Considering the voluminous animosity and complete lack of respect people now showcase for others’ opinions – hating them for it rather than disagreeing, the way we used to before the petty, devious and naughty social media circus came to town and infiltrated our lives – the level of collective concern must be kept to a minimum.
The last thing any nation needs is a runaway population at this time.
The most wide-reaching way our government can help everyone in that regard is to remove the collective terror that everyone from the poorest to the wealthiest is feeling right now – and it’s not just COVID-19. It’s financial uncertainty, which leads to thoughts of ruin and despair and creates mass depression, which probably isn’t a good thing to create during a quarantine.
That means make the banks take a break and make the credit card companies sit down and put their hands in their own pockets for a few months. They’ll be fine, especially when the big bail outs start happening.
It’s great that Trudeau and company are throwing cash around right now but that is our cash.
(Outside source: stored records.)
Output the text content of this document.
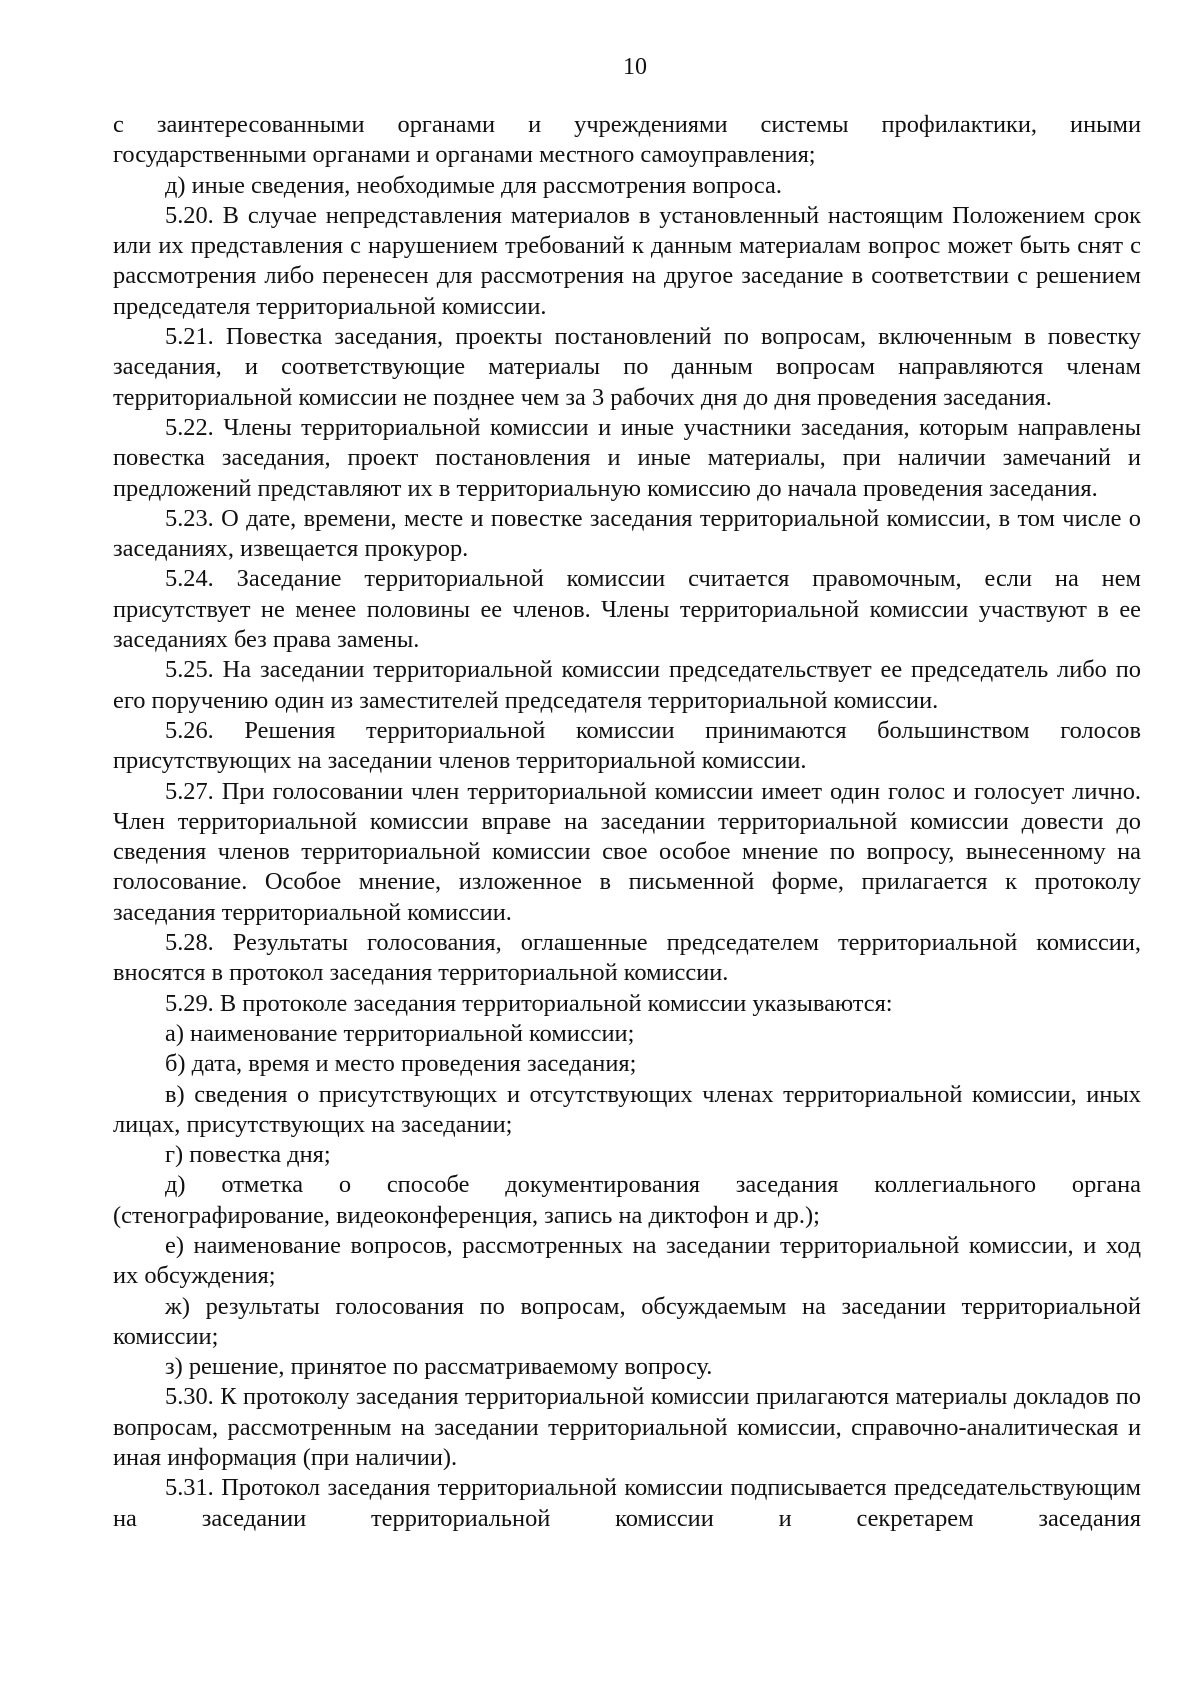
10

с заинтересованными органами и учреждениями системы профилактики, иными государственными органами и органами местного самоуправления;

д) иные сведения, необходимые для рассмотрения вопроса.

5.20. В случае непредставления материалов в установленный настоящим Положением срок или их представления с нарушением требований к данным материалам вопрос может быть снят с рассмотрения либо перенесен для рассмотрения на другое заседание в соответствии с решением председателя территориальной комиссии.

5.21. Повестка заседания, проекты постановлений по вопросам, включенным в повестку заседания, и соответствующие материалы по данным вопросам направляются членам территориальной комиссии не позднее чем за 3 рабочих дня до дня проведения заседания.

5.22. Члены территориальной комиссии и иные участники заседания, которым направлены повестка заседания, проект постановления и иные материалы, при наличии замечаний и предложений представляют их в территориальную комиссию до начала проведения заседания.

5.23. О дате, времени, месте и повестке заседания территориальной комиссии, в том числе о заседаниях, извещается прокурор.

5.24. Заседание территориальной комиссии считается правомочным, если на нем присутствует не менее половины ее членов. Члены территориальной комиссии участвуют в ее заседаниях без права замены.

5.25. На заседании территориальной комиссии председательствует ее председатель либо по его поручению один из заместителей председателя территориальной комиссии.

5.26. Решения территориальной комиссии принимаются большинством голосов присутствующих на заседании членов территориальной комиссии.

5.27. При голосовании член территориальной комиссии имеет один голос и голосует лично. Член территориальной комиссии вправе на заседании территориальной комиссии довести до сведения членов территориальной комиссии свое особое мнение по вопросу, вынесенному на голосование. Особое мнение, изложенное в письменной форме, прилагается к протоколу заседания территориальной комиссии.

5.28. Результаты голосования, оглашенные председателем территориальной комиссии, вносятся в протокол заседания территориальной комиссии.

5.29. В протоколе заседания территориальной комиссии указываются:

а) наименование территориальной комиссии;

б) дата, время и место проведения заседания;

в) сведения о присутствующих и отсутствующих членах территориальной комиссии, иных лицах, присутствующих на заседании;

г) повестка дня;

д) отметка о способе документирования заседания коллегиального органа (стенографирование, видеоконференция, запись на диктофон и др.);

е) наименование вопросов, рассмотренных на заседании территориальной комиссии, и ход их обсуждения;

ж) результаты голосования по вопросам, обсуждаемым на заседании территориальной комиссии;

з) решение, принятое по рассматриваемому вопросу.

5.30. К протоколу заседания территориальной комиссии прилагаются материалы докладов по вопросам, рассмотренным на заседании территориальной комиссии, справочно-аналитическая и иная информация (при наличии).

5.31. Протокол заседания территориальной комиссии подписывается председательствующим на заседании территориальной комиссии и секретарем заседания
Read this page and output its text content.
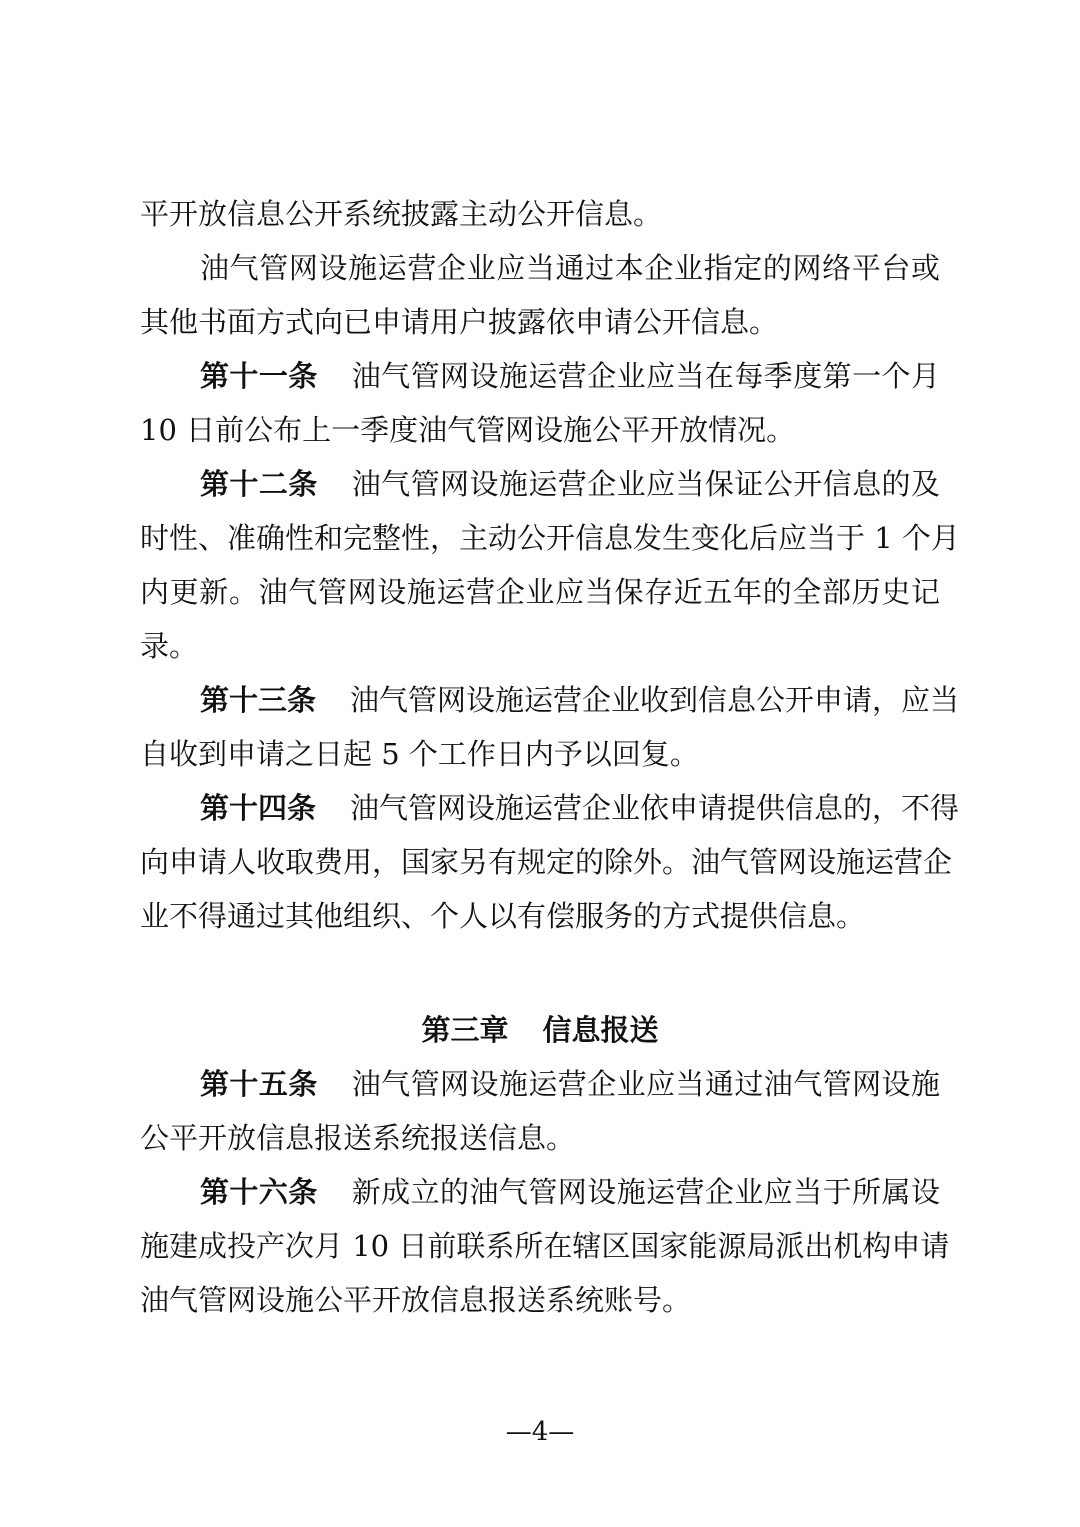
平开放信息公开系统披露主动公开信息。
油气管网设施运营企业应当通过本企业指定的网络平台或
其他书面方式向已申请用户披露依申请公开信息。
第十一条 油气管网设施运营企业应当在每季度第一个月
10 日前公布上一季度油气管网设施公平开放情况。
第十二条 油气管网设施运营企业应当保证公开信息的及
时性、准确性和完整性，主动公开信息发生变化后应当于 1 个月
内更新。油气管网设施运营企业应当保存近五年的全部历史记
录。
第十三条 油气管网设施运营企业收到信息公开申请，应当
自收到申请之日起 5 个工作日内予以回复。
第十四条 油气管网设施运营企业依申请提供信息的，不得
向申请人收取费用，国家另有规定的除外。油气管网设施运营企
业不得通过其他组织、个人以有偿服务的方式提供信息。
第三章 信息报送
第十五条 油气管网设施运营企业应当通过油气管网设施
公平开放信息报送系统报送信息。
第十六条 新成立的油气管网设施运营企业应当于所属设
施建成投产次月 10 日前联系所在辖区国家能源局派出机构申请
油气管网设施公平开放信息报送系统账号。
—4—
Just like it is our cash in the banks. As the old saying goes, there is only one taxpayer so why should we taxpayers continue to allow the double-dipping game with our limited resources?
We shouldn’t; but we need Ottawa to take that lead. If you’re going to shut the system down, start at the so-called top.
If we citizens are expected to take lengthy breaks from earning livings, all in order to do the right thing, then the entire game should be postponed, including banks taking a complete quarantine holiday.
– Ian Cobb is owner/editor of e-KNOW.